Early Warning System For College Readiness

From PEN Newsblast
An article in the latest issue of Voices in Urban Education profiles the College Readiness Indicator System (CRIS) initiative, which is developing a menu of signals and supports on students’ academic progress, tenacity, and college knowledge at the individual, school, and district levels. Working with certain districts to address the college-readiness gap, the John W. Gardner Center employs the CRIS framework, which enhances early warning systems in three ways. Its indicators look beyond academic preparedness to include student knowledge and attitudes for successfully accessing college and overcoming obstacles to college graduation. Its approach generates and uses data that reflect activities, processes, and outcomes at the individual, setting (classroom or school), and district levels. And its iterative “design-build” approach incorporates feedback from key stakeholders, and affords attention to local variation in capacity, needs, and opportunities. The CRIS project also employs a Cycle of Inquiry (COI) to help districts think through necessary conditions for effective use of indicators: When are the data available? Who ensures data are entered accurately? At what threshold is intervention warranted? What actions are taken? The COI requires districts to reflect on the meaning of their selected indicators and make explicit rules and cut scores that connect those indicators to action. The article also offers lessons and key factors that influence the speed and depth at which districts can build their CRIS.
Read more: http://www.annenberginstitute.org/VUE/vue35-gurantz

Colleges Need To Give High Schools Feedback On College Readiness

Anne Hyslop :Education Sector

Today, there is a growing agreement that students should leave high school “college- and career-ready.” But what does that mean? And how can high schools tell if they are meeting the goal? Data That Matters: Giving High Schools Useful Feedback on Grads’ Outcomes offers new research on states’ efforts to use career and college outcomes data.

 

First, the paper makes an important distinction between indicators of college readiness and actual evidence of readiness. High school data should include both. Indicators of college readiness are things that are measured while students are in high school, such as ACT or SAT scores, completion of AP or International Baccalaureate programs, completion of dual enrollment courses, graduation rates, and the like. These indicators are the ones most often reported as measures of college readiness because they are generally controlled by high schools and don’t require linking to postsecondary data. Evidence of college readiness, on the other hand, is taken from data collected after the student has left secondary education; it covers things like college enrollment, remediation, and persistence into a second year of college.

 

While states are getting better at collecting this vital information, they are not yet using the information in ways that could materially improve college preparation. Although 44 states report having systems with the potential to produce outcomes data from post-secondary, only 8 (Florida, Georgia, Hawaii, Indiana, Kentucky, Missouri, Tennessee, and Wyoming) have taken the next step to provide high schools with feedback that allows them to make meaningful interventions.

 

Hyslop identifies four characteristics—the 4Ts—of the most successful college readiness reports.

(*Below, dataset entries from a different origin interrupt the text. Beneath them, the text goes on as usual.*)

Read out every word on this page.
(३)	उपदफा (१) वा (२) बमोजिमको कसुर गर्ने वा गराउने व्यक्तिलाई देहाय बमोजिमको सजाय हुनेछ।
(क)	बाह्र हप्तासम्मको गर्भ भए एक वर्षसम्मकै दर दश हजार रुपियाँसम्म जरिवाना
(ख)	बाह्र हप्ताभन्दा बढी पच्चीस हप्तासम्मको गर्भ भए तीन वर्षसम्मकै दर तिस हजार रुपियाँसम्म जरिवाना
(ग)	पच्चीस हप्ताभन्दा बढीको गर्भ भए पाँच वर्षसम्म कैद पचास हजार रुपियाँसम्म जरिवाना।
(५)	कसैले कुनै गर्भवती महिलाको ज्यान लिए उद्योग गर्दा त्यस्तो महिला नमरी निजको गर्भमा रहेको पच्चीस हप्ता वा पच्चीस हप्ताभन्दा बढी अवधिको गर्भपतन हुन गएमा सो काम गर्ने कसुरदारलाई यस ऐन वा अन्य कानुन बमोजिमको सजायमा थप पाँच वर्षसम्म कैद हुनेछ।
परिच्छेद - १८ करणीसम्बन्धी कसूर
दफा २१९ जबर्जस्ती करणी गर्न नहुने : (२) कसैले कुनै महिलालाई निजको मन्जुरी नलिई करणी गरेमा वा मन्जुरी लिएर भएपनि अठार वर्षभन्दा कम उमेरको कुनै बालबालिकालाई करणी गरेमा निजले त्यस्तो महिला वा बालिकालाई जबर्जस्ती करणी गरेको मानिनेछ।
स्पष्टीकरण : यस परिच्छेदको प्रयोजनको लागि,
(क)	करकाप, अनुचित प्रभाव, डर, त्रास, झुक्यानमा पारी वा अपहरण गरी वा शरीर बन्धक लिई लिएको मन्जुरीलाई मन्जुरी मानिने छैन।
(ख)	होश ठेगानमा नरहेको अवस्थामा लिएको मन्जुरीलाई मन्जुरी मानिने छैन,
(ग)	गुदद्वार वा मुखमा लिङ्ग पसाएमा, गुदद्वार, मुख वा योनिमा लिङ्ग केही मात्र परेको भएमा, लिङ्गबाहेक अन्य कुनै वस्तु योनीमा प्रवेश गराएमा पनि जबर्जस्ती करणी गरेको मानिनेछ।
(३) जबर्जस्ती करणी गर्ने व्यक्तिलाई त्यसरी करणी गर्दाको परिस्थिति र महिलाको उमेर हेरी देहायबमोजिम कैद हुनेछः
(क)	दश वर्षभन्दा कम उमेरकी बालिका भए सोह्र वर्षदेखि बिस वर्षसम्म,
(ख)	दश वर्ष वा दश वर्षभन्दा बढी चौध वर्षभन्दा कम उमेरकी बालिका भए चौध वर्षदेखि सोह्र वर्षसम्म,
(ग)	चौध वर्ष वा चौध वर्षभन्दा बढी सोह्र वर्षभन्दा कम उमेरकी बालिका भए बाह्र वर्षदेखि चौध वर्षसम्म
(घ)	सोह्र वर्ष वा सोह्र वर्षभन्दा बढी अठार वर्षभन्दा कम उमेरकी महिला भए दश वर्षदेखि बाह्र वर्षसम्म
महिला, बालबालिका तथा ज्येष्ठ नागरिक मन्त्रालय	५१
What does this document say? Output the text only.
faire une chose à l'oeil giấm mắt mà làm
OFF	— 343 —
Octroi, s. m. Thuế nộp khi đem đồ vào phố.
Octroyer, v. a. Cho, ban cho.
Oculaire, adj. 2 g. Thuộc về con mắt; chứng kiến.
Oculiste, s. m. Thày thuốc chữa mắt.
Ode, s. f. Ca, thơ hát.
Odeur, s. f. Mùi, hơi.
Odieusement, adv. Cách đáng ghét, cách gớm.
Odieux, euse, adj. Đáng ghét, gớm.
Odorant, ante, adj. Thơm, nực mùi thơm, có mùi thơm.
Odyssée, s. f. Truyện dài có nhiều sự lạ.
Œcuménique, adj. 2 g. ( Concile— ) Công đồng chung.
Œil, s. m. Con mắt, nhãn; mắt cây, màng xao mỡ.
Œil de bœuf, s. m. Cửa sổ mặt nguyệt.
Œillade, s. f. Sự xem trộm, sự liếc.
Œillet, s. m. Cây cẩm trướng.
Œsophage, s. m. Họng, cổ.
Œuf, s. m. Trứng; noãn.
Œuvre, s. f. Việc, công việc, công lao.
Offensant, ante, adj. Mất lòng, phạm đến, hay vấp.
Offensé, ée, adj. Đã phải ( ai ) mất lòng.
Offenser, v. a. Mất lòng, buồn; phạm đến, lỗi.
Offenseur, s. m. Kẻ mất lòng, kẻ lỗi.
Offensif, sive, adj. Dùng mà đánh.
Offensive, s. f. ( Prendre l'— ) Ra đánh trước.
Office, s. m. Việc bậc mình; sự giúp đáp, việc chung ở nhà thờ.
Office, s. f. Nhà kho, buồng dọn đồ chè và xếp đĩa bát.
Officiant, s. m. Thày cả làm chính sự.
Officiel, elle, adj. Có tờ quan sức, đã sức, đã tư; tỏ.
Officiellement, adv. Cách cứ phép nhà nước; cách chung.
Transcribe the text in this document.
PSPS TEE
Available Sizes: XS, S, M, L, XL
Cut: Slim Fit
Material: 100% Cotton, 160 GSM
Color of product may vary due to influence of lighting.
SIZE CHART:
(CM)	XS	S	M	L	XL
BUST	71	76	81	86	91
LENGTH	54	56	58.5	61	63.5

They must be:

  • Transparent. When data is open and accessible, Hyslop says, “school officials can use it to build internal pressure, and parents, legislators, and others can use it to generate external pressure on high schools to improve.”
  • Thorough. Reports should include multiple measures from all high schools in the state, and from all graduating classes.
  • Timely. Information needs to be received quickly enough for schools to make needed changes.
  • Tailored. “The more user-friendly the data is, the more likely it is to be tapped to improve instruction,” Hyslop points out.

 

Finally, career-related outcomes are even harder to track. Only 10 states report participation in career or technical education on their high school feedback reports—even though participation does not directly capture career readiness. High schools can get more meaningful and measurable information by collecting data on completion of vocational training, participation in apprenticeship programs, military enlistment, attainment of professional licenses or certifications, and future earnings by occupation. But only 10 states publicly report any of these outcomes at the school level, and just half of them report the outcomes directly on high school feedback reports.